Zelenska focou sua fala na força da tecnologia, que pode ser usada para construir ou destruir, mostrando imagens de drones russos atacando cidades ucranianas, mas também de próteses de última geração que têm ajudado na recuperação de soldados feridos em combate.
Metaverso, criptoativos e Web3
As apostas para o Metaverso e para a nova onda da internet — a web3 — foram, com certeza, o tema mais discutido entre os palcos do Web Summit.
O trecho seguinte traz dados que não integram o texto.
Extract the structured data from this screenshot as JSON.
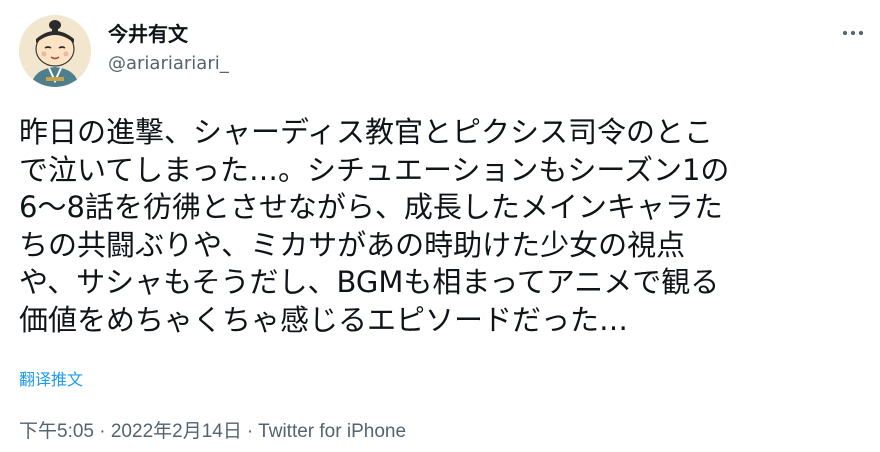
{
  "tweet": {
    "author": {
      "display_name": "今井有文",
      "handle": "@ariariariari_",
      "avatar_icon": "cartoon-avatar-icon"
    },
    "more_icon": "more-options-icon",
    "text_lines": [
      "昨日の進撃、シャーディス教官とピクシス司令のとこ",
      "で泣いてしまった…。シチュエーションもシーズン1の",
      "6〜8話を彷彿とさせながら、成長したメインキャラた",
      "ちの共闘ぶりや、ミカサがあの時助けた少女の視点",
      "や、サシャもそうだし、BGMも相まってアニメで観る",
      "価値をめちゃくちゃ感じるエピソードだった…"
    ],
    "translate_label": "翻译推文",
    "timestamp": "下午5:05 · 2022年2月14日",
    "separator": "·",
    "source": "Twitter for iPhone"
  },
  "colors": {
    "text_primary": "#0f1419",
    "text_secondary": "#536471",
    "link": "#1d9bf0",
    "background": "#ffffff"
  }
}
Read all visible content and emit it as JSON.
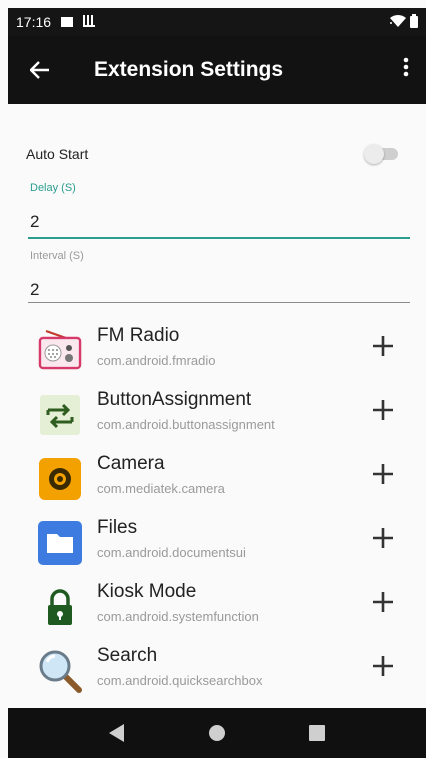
{
  "status_bar": {
    "time": "17:16"
  },
  "app_bar": {
    "title": "Extension Settings",
    "back_icon": "arrow-left-icon",
    "menu_icon": "more-vert-icon"
  },
  "settings": {
    "auto_start": {
      "label": "Auto Start",
      "enabled": false
    },
    "delay": {
      "label": "Delay (S)",
      "value": "2"
    },
    "interval": {
      "label": "Interval (S)",
      "value": "2"
    }
  },
  "apps": [
    {
      "name": "FM Radio",
      "package": "com.android.fmradio",
      "icon": "fm-radio-icon"
    },
    {
      "name": "ButtonAssignment",
      "package": "com.android.buttonassignment",
      "icon": "button-assignment-icon"
    },
    {
      "name": "Camera",
      "package": "com.mediatek.camera",
      "icon": "camera-icon"
    },
    {
      "name": "Files",
      "package": "com.android.documentsui",
      "icon": "files-icon"
    },
    {
      "name": "Kiosk Mode",
      "package": "com.android.systemfunction",
      "icon": "kiosk-lock-icon"
    },
    {
      "name": "Search",
      "package": "com.android.quicksearchbox",
      "icon": "search-icon"
    }
  ],
  "colors": {
    "accent": "#2a9d8f",
    "app_bar": "#121212",
    "background": "#fafafa"
  }
}
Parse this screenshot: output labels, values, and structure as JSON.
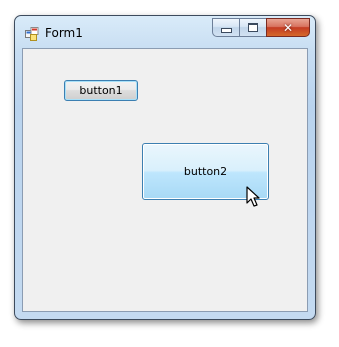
{
  "window": {
    "title": "Form1",
    "icon": "winforms-app-icon",
    "caption_buttons": {
      "minimize_icon": "minimize-icon",
      "maximize_icon": "maximize-icon",
      "close_glyph": "✕"
    }
  },
  "form": {
    "button1_label": "button1",
    "button2_label": "button2"
  },
  "cursor": {
    "icon": "arrow-cursor-icon"
  },
  "colors": {
    "client_background": "#f0f0f0",
    "button_border": "#3c7fb1",
    "close_button": "#c43b23"
  }
}
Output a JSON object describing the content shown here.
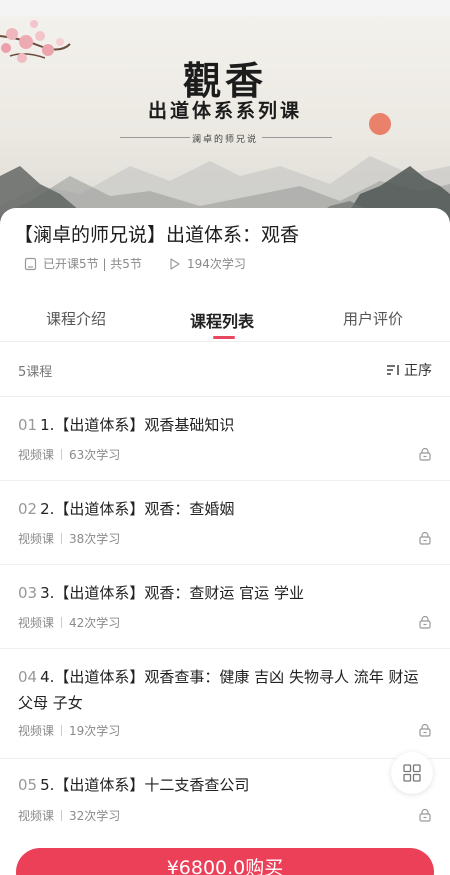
{
  "banner": {
    "title": "觀香",
    "subtitle": "出道体系系列课",
    "sign": "澜卓的师兄说"
  },
  "course": {
    "title": "【澜卓的师兄说】出道体系：观香",
    "progress_text": "已开课5节 | 共5节",
    "views_text": "194次学习"
  },
  "tabs": [
    {
      "label": "课程介绍"
    },
    {
      "label": "课程列表"
    },
    {
      "label": "用户评价"
    }
  ],
  "list": {
    "count": "5课程",
    "sort_label": "正序",
    "lessons": [
      {
        "num": "01",
        "title": "1.【出道体系】观香基础知识",
        "type": "视频课",
        "views": "63次学习"
      },
      {
        "num": "02",
        "title": "2.【出道体系】观香：查婚姻",
        "type": "视频课",
        "views": "38次学习"
      },
      {
        "num": "03",
        "title": "3.【出道体系】观香：查财运 官运 学业",
        "type": "视频课",
        "views": "42次学习"
      },
      {
        "num": "04",
        "title": "4.【出道体系】观香查事：健康 吉凶 失物寻人 流年 财运 父母 子女",
        "type": "视频课",
        "views": "19次学习"
      },
      {
        "num": "05",
        "title": "5.【出道体系】十二支香查公司",
        "type": "视频课",
        "views": "32次学习"
      }
    ]
  },
  "buy_button": "¥6800.0购买",
  "colors": {
    "accent": "#ec3f58",
    "tab_underline": "#e8475f"
  }
}
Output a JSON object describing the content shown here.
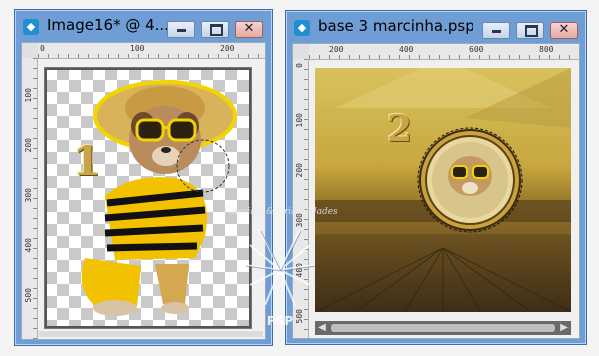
{
  "left_window": {
    "title": "Image16* @  4...",
    "number_label": "1",
    "ruler_top_ticks": [
      "0",
      "100",
      "200"
    ],
    "ruler_left_ticks": [
      "100",
      "200",
      "300",
      "400",
      "500"
    ]
  },
  "right_window": {
    "title": "base 3 marcinha.pspi...",
    "number_label": "2",
    "ruler_top_ticks": [
      "200",
      "400",
      "600",
      "800"
    ],
    "ruler_left_ticks": [
      "0",
      "100",
      "200",
      "300",
      "400",
      "500"
    ]
  },
  "window_controls": {
    "minimize_icon": "minimize-icon",
    "maximize_icon": "maximize-icon",
    "close_icon": "close-icon"
  },
  "watermark": {
    "text": "Tutoriais & Criatividades",
    "signature": "PSP"
  },
  "colors": {
    "titlebar": "#6f9ed6",
    "close_button": "#e6a9a2",
    "gold": "#c9a54a"
  }
}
E nestas trilhas de conhecimento, muitas ideias diversas e até conflitantes entre si tornaram a discussão ainda mais interessante.
Ainda no primeiro dia de painéis, o CEO da Improbable, Herman Narula, falou sobre a sua desconfiança prévia acerca de uma internet baseada em tokens e criptoativos, mas explicou que não vê outro modelo que comporte economicamente o desenvolvimento do metaverso. “O metaverso é uma rede de experiências interligadas, muitas das quais não podem viver por si. A Web3, a curto-prazo, é a única coisa que oferece soluções plausíveis para se conseguir gerir a economia do metaverso”, explicou o empresário da tecnologia, usando como argumento a descentralização que esse modelo propõe. Para ele, o caminho é ter um metaverso regulado pelas pessoas, e não por uma empresa — uma cutucada clara para a empresa de Mark Zuckerberg.
Outro nome aguardado para falar de metaverso foi Naomi Gleit, Chefe de Produto da Meta — big tech que naquele momento, ao mesmo tempo em que anunciava investimentos anuais de US$ 1 bilhão no metaverso, demitia 11 mil pessoas. Em sua fala, Gleit tocou em assuntos como um possível monopólio por parte da corporação e afirmou que isso não vai acontecer, uma vez que outras empresas da área também têm feito investimentos altos na área. Segundo a executiva, esse esforço é uma aposta que irá compensar na medida em que a tecnologia se tornar mais imersiva.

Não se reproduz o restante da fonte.